I want to briefly mention the federal-provincial co-operation that has gone into the development of this legislation. Unlike many other countries, our Constitution confers legislative authority over criminal law to the federal Parliament.
This division of power ensures a consistent criminal law nationwide. It also dictates that the federal government be sensitive to the role of the provinces which, for the most part, administer the law.
The Minister of Justice has received extensive help from the provincial attorneys and solicitors general in this instance. Most recently, in May 1996, they expressed strong support for the major components of this bill despite the recent comments by the Ontario solicitor general about our resolve in the area of high risk policy.
The federal Solicitor General and the Minister of Justice have introduced a series of measures in the House over the past two years that keep the focus where it belongs: on the prediction and the management of risk. The punishment must match the crime. The overall sentence must match the risk.
I am very pleased that chapter 22, the sentencing legislation, is now in force. It sets out clearly the fundamental premises of sentencing in criminal cases. The bill being considered today is totally consistent with these principles in its strategic use of imprisonment, supervision and crime prevention, and its focus on risk management.
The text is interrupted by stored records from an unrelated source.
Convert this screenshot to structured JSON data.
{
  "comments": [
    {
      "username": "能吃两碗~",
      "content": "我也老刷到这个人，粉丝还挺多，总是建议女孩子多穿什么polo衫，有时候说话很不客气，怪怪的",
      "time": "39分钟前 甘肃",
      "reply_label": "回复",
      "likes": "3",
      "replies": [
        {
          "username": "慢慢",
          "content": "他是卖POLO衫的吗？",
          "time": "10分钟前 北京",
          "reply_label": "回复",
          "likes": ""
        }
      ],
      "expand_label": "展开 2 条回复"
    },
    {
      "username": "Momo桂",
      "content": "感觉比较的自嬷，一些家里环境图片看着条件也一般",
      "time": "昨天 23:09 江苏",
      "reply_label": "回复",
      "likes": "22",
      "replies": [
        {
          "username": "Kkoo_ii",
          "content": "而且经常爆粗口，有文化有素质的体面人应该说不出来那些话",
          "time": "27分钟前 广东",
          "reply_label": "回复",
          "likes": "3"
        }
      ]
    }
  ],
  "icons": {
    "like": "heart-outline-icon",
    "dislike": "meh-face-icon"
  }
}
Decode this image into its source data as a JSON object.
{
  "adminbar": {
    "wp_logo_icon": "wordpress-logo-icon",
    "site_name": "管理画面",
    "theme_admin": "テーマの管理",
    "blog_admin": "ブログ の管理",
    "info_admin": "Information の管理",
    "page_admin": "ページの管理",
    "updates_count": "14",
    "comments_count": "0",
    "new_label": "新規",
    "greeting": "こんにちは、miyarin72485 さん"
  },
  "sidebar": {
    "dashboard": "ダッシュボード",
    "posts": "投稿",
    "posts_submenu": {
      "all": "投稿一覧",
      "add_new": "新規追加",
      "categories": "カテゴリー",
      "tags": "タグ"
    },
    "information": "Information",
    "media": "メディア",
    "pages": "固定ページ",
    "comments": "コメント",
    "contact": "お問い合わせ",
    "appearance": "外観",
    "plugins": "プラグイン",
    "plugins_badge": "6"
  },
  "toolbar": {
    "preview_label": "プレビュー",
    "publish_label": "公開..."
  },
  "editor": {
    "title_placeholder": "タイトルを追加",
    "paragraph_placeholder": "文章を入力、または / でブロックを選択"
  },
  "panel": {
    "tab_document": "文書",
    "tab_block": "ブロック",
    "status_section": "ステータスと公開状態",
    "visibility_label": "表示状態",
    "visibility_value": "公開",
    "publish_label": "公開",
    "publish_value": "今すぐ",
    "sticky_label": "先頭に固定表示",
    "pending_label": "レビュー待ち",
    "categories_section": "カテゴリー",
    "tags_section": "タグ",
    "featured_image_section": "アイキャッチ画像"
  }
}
Our other legislation is equally consistent and focused. Bill C-45 for example tightens the rules and criteria for lifers who want to be considered for early parole. Bill C-104, which was proclaimed in July, improves the ability of police to investigate serious crime by allowing them to obtain DNA evidence. Bill C-17, now in committee, contains over 140 separate amendments to the Criminal Code that modernize the administration of justice and the criminal law.
To bring this full circle, let me reiterate that this bill, by improving sentencing options in regard to sex offenders and other high risk offenders, is consistent with our approach to the most serious kinds of crimes. It is consistent with a series of bills we have introduced in the area of sex offences, for example: Bill C-72, now in force, dealing with self-induced intoxication; Bill C-46,
addressing the question of evidence in sex offence cases; and Bill C-27, concerning child prostitution, child sex tourism and stalking.
Certainly there is more to be done, but I would urge the members to support this bill as an important step. I would urge members to support this bill as one of the many bills that have been introduced by this government to toughen up and improve the criminal law of this country.
This government continues to pursue its agenda, strategic, well targeted, tough minded, to ensure that all citizens of Canada can live secure in safe homes on safe streets.